Remember, these recommendations are adaptable and should be fine-tuned based on the evolving needs of the user segments. Continuously experiment with different promotional offers, content, and marketing channels for both user segments. Use A/B testing to measure the effectiveness of these initiatives. Implementing a combination of these strategies can help the work toward the goal of converting casual customers into annual members.

Data Limitations¶

The analysis is subject to certain data limitations that impact the comprehensiveness of the insight:

  • Limited Demographic Data: The dataset provides incomplete user-type demographic information. Specifically, gender and birth year data are available only for Subscribers and are missing for Customers. This limitation restricts the ability to perform in-depth demographic analysis for all user-types.

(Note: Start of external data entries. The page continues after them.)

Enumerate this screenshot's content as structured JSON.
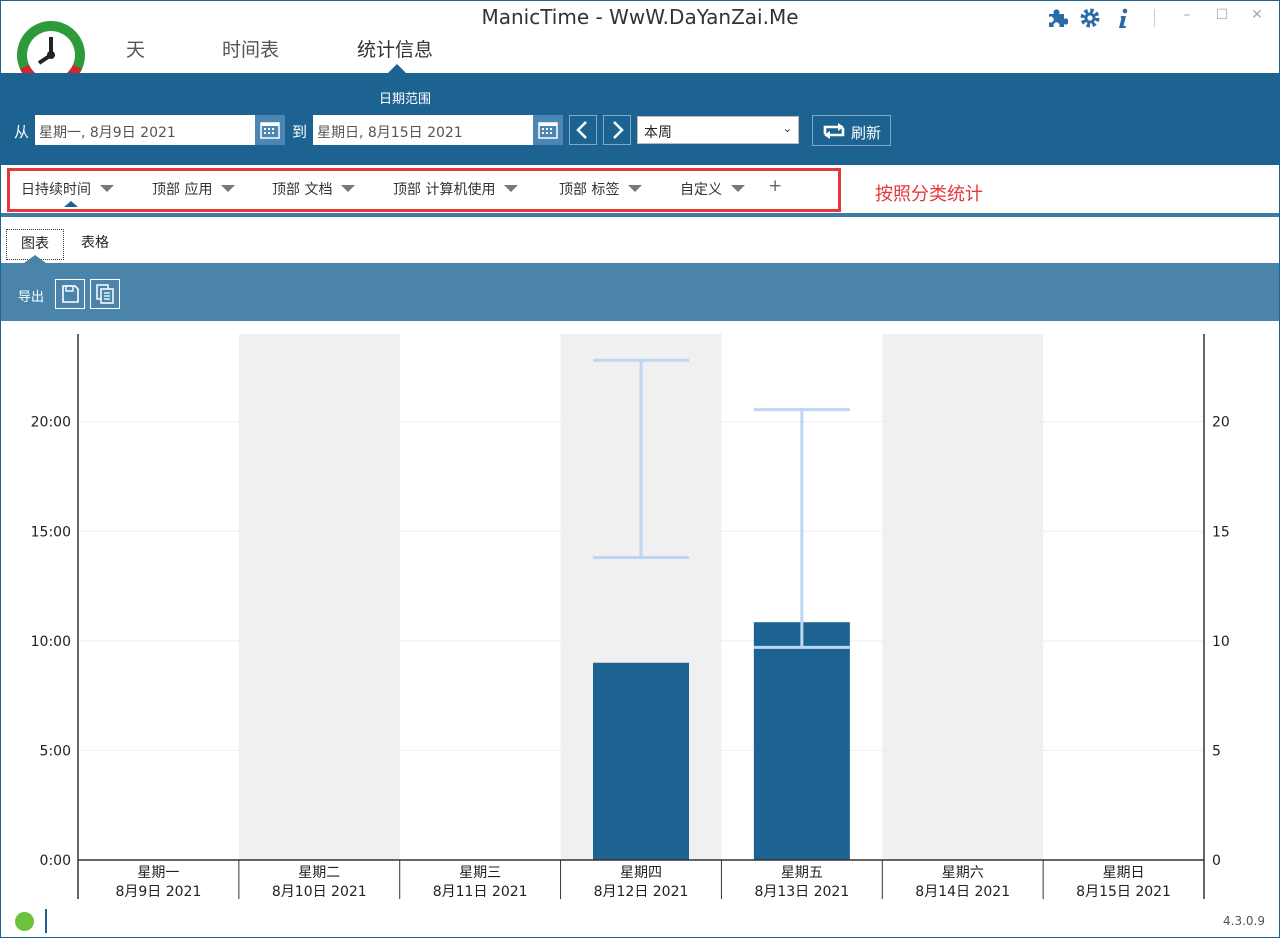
{
  "window": {
    "title": "ManicTime - WwW.DaYanZai.Me",
    "minimize_glyph": "–",
    "maximize_glyph": "☐",
    "close_glyph": "✕"
  },
  "main_tabs": {
    "day": "天",
    "timeline": "时间表",
    "stats": "统计信息"
  },
  "header_icons": [
    "puzzle-icon",
    "gear-icon",
    "info-icon"
  ],
  "date_range": {
    "section_label": "日期范围",
    "from_label": "从",
    "from_value": "星期一, 8月9日 2021",
    "to_label": "到",
    "to_value": "星期日, 8月15日 2021",
    "preset_value": "本周",
    "refresh_label": "刷新"
  },
  "category_tabs": [
    {
      "label": "日持续时间"
    },
    {
      "label": "顶部 应用"
    },
    {
      "label": "顶部 文档"
    },
    {
      "label": "顶部 计算机使用"
    },
    {
      "label": "顶部 标签"
    },
    {
      "label": "自定义"
    }
  ],
  "category_add": "+",
  "category_note": "按照分类统计",
  "view_tabs": {
    "chart": "图表",
    "table": "表格"
  },
  "toolbar": {
    "export_label": "导出"
  },
  "chart_data": {
    "type": "bar",
    "categories": [
      {
        "day": "星期一",
        "date": "8月9日 2021"
      },
      {
        "day": "星期二",
        "date": "8月10日 2021"
      },
      {
        "day": "星期三",
        "date": "8月11日 2021"
      },
      {
        "day": "星期四",
        "date": "8月12日 2021"
      },
      {
        "day": "星期五",
        "date": "8月13日 2021"
      },
      {
        "day": "星期六",
        "date": "8月14日 2021"
      },
      {
        "day": "星期日",
        "date": "8月15日 2021"
      }
    ],
    "values_hours": [
      0,
      0,
      0,
      9.0,
      10.85,
      0,
      0
    ],
    "ranges_hours": [
      null,
      null,
      null,
      [
        13.8,
        22.8
      ],
      [
        9.7,
        20.55
      ],
      null,
      null
    ],
    "shaded_columns": [
      1,
      3,
      5
    ],
    "ylim": [
      0,
      24
    ],
    "left_ticks": [
      "0:00",
      "5:00",
      "10:00",
      "15:00",
      "20:00"
    ],
    "right_ticks": [
      "0",
      "5",
      "10",
      "15",
      "20"
    ],
    "tick_values": [
      0,
      5,
      10,
      15,
      20
    ],
    "bar_color": "#1c6391",
    "range_color": "#bcd6f3",
    "shade_color": "#f0f0f0"
  },
  "status": {
    "version": "4.3.0.9"
  },
  "colors": {
    "accent": "#1c6391",
    "toolbar": "#4a84ab",
    "highlight": "#e8363a",
    "status_ok": "#6cc23a"
  }
}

  • Outliers Consideration: While outliers have been considered and efforts were made to analyze them, the dataset includes various user behaviors, which can result in outliers. To mitigate potential bias and offer a more nuanced understanding, the dataset was divided into segments for separate analysis. This approach aids in uncovering trends within specific value ranges but may not provide a complete representation of the entire population's behavior.

  • Sampling Bias: While the dataset is derived from the entire user population, the analysis primarily highlights common behavior and may not comprehensively represent user segments with unique patterns.

  • Seasonal Variations: The dataset covers the year 2016, and while seasonal variations are observed in the analysis, it's important to consider that the data may not capture longer-term trends or changes that occur outside this time frame.

  • Geographical Specificity: The analysis pertains to the operations in Chicago, and the insights may not be universally applicable to other locations or bike-sharing services.

Despite these limitations, the analysis provides valuable insights into user behavior, usage patterns, and the disparities between Customers and Subscribers, offering a foundation for data-backed marketing strategies to convert casual riders into annual members.